Figure 7: Content Filtering
As you can see, this is a pretty complete set of content filtering features, all of which can be scheduled by time of day and day of week. You get eight sets of URL keyword blocks with multiple keywords allowed per set (as long as you don't exceed 32 characters per set).
In case your LAN users are savvy enough to try using website IP addresses to bypass the keyword blocking, you can enable the Prevent Web access from IP address feature. This blocks web access for any IP address entered (or clicked into) a client browser by any LAN user.
There's also the ability to block access to Web Proxies and download of ActiveX and Java applets and browser Cookies - features commonly found on other products. However, the 2900G also has the not-so-common ability to block download of common compressed, executable and multimedia file types - the first time I've seen this feature. This will be a welcome addition to anyone trying to control bandwidth usage by download-happy teens or employees.
The downside of the Content Filtering features is that they apply to all users. The only feature that can be bypassed by "trusted" users is the Prevent Web access from IP address feature, where you have four entries in the Enable Excepting Subnets feature that can be used to enter individual IP addresses or subnets that will be allowed IP address-based web access.
Finally, I'd be remiss if I didn't mention the 2900G's DoS Defense settings (Figure 8).
Figure 8: DoS Defense setup
This screen controls the stateful inspection features of the router's firewall that are focused on Denial of Service types of attacks.

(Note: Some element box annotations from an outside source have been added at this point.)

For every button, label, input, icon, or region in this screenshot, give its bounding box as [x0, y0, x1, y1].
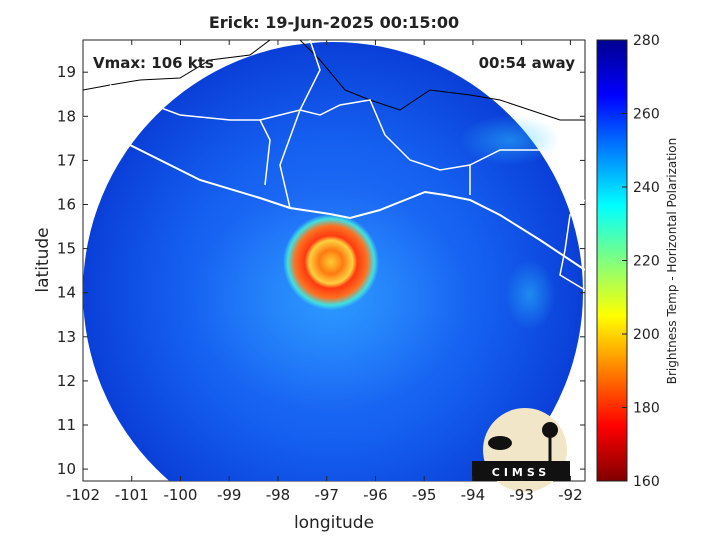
- colorbar-tick-label: 260: [633, 107, 660, 123]
- x-tick-label: -99: [217, 486, 242, 504]
- satellite-image: [83, 40, 585, 481]
- y-tick-label: 12: [57, 372, 76, 390]
- x-axis-label: longitude: [294, 513, 374, 533]
- border: [279, 40, 321, 209]
- colorbar-tick-label: 280: [633, 33, 660, 49]
- border: [109, 84, 271, 186]
- y-tick-label: 15: [57, 240, 76, 258]
- eyewall: [283, 214, 379, 310]
- x-tick-label: -92: [558, 486, 583, 504]
- y-tick-label: 10: [57, 460, 76, 478]
- time-away: 00:54 away: [479, 54, 576, 72]
- x-tick-label: -100: [163, 486, 197, 504]
- logo-dish: [488, 436, 512, 450]
- y-tick-label: 14: [57, 284, 76, 302]
- colorbar-tick-label: 240: [633, 180, 660, 196]
- x-tick-label: -93: [509, 486, 534, 504]
- cloud-band: [460, 115, 560, 165]
- colorbar-tick-label: 220: [633, 254, 660, 270]
- y-tick-label: 13: [57, 328, 76, 346]
- colorbar-label: Brightness Temp - Horizontal Polarizatio…: [665, 138, 679, 385]
- logo-tower: [542, 422, 558, 438]
- y-tick-label: 17: [57, 151, 76, 169]
- y-tick-label: 16: [57, 195, 76, 213]
- coastline: [83, 116, 585, 271]
- coastline: [299, 40, 585, 121]
- y-tick-label: 19: [57, 63, 76, 81]
- y-tick-label: 18: [57, 107, 76, 125]
- cloud-band: [505, 260, 555, 330]
- x-tick-label: -95: [412, 486, 437, 504]
- x-tick-label: -96: [363, 486, 388, 504]
- x-tick-label: -97: [314, 486, 339, 504]
- colorbar-tick-label: 160: [633, 474, 660, 490]
- colorbar-tick-label: 180: [633, 401, 660, 417]
- x-tick-label: -98: [266, 486, 291, 504]
- y-tick-label: 11: [57, 416, 76, 434]
- x-tick-label: -94: [461, 486, 486, 504]
- x-tick-label: -101: [115, 486, 149, 504]
- cimss-logo: CIMSS: [472, 408, 570, 492]
- x-tick-label: -102: [66, 486, 100, 504]
- logo-band: [472, 461, 570, 481]
- colorbar-tick-label: 200: [633, 327, 660, 343]
- border: [259, 99, 471, 195]
- vmax: Vmax: 106 kts: [93, 54, 214, 72]
- title: Erick: 19-Jun-2025 00:15:00: [209, 13, 459, 32]
- y-axis-label: latitude: [33, 227, 53, 292]
- coastline: [559, 199, 585, 291]
- border: [469, 149, 561, 166]
- logo-text: CIMSS: [492, 466, 550, 479]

These features are disabled by default, which is probably appropriate for most users. I've always wondered about the value of this feature category for consumer firewall / router products, since any DoS attack will flood a user's broadband connection, essentially taking it down no matter what the router / firewall does anyway. But at least the Port Scan detection that I tested worked well, sending a series of messages to the syslog stream (more later) as soon as I started the scan.
My test of the Email Alert feature didn't fare as well, though, with not one email received throughput my port scans.